Introduction
We are seeking a Reinforcement Learning Engineer who specializes in developing agents capable of learning through interaction and feedback. If you are passionate about building intelligent systems for robotics, gaming, finance, or operations research, this role provides the opportunity to advance state-of-the-art decision-making AI.
As a Reinforcement Learning Engineer at our organization, you will design RL algorithms, run large-scale experiments, and collaborate with cross-functional teams to apply reinforcement learning in practical, high-impact domains.

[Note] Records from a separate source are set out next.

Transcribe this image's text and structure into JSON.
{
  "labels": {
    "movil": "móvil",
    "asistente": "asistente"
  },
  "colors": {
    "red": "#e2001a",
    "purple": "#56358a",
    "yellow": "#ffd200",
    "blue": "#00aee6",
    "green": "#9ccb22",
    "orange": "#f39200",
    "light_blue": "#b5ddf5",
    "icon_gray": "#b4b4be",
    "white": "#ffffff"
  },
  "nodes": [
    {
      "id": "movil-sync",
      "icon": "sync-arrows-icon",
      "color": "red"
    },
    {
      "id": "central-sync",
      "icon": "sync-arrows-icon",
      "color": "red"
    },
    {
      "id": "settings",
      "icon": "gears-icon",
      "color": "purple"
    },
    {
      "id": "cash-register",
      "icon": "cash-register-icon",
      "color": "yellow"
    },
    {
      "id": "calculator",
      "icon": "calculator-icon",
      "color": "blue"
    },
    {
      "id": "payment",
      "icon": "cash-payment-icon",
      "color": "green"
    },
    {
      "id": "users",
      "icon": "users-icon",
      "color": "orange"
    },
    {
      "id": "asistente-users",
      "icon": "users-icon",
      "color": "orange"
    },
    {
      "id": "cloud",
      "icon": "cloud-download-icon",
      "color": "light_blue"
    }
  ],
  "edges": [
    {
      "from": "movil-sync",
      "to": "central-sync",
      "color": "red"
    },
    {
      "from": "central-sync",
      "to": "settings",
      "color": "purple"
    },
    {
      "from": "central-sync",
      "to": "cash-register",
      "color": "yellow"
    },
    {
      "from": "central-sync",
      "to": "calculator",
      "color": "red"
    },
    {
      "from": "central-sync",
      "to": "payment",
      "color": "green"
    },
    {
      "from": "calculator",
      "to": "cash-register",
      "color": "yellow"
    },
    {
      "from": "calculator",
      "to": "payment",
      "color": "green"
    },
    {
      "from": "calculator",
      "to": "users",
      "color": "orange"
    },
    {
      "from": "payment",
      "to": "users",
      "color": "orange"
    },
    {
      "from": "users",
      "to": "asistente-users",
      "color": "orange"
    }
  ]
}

We offer competitive compensation, comprehensive benefits, and opportunities to contribute to cutting-edge research and real-world applications of reinforcement learning.
Objectives of this role
- Develop reinforcement learning algorithms for real-world environments.
- Design scalable training pipelines for RL agents.
- Collaborate with researchers and engineers to apply RL to industry use cases.
- Benchmark and evaluate RL models for performance and stability.
Your tasks
- Implement RL algorithms (Q-learning, policy gradients, actor-critic methods).
- Run experiments in simulated and real-world environments.
- Integrate RL solutions into robotics, simulation, or operational systems.
- Optimize reward functions and training processes for stability.
- Publish findings and contribute to open-source RL frameworks.
- Collaborate with research teams on advancing RL state of the art.
Required skills and qualifications
- Bachelor’s degree in Computer Science, Machine Learning, or related field.
- Strong programming skills in Python and ML frameworks (TensorFlow, PyTorch).
- Experience implementing and evaluating RL algorithms.
- Familiarity with simulation environments (OpenAI Gym, MuJoCo, Unity).
- Understanding of optimization techniques and probability theory.
Preferred skills and qualifications
- Advanced degree in AI, Robotics, or Applied Mathematics.
- Experience deploying RL in robotics, finance, or industrial applications.
- Familiarity with distributed training for reinforcement learning.
- Contributions to open-source RL libraries or research publications.
- Strong understanding of multi-agent reinforcement learning and safe RL.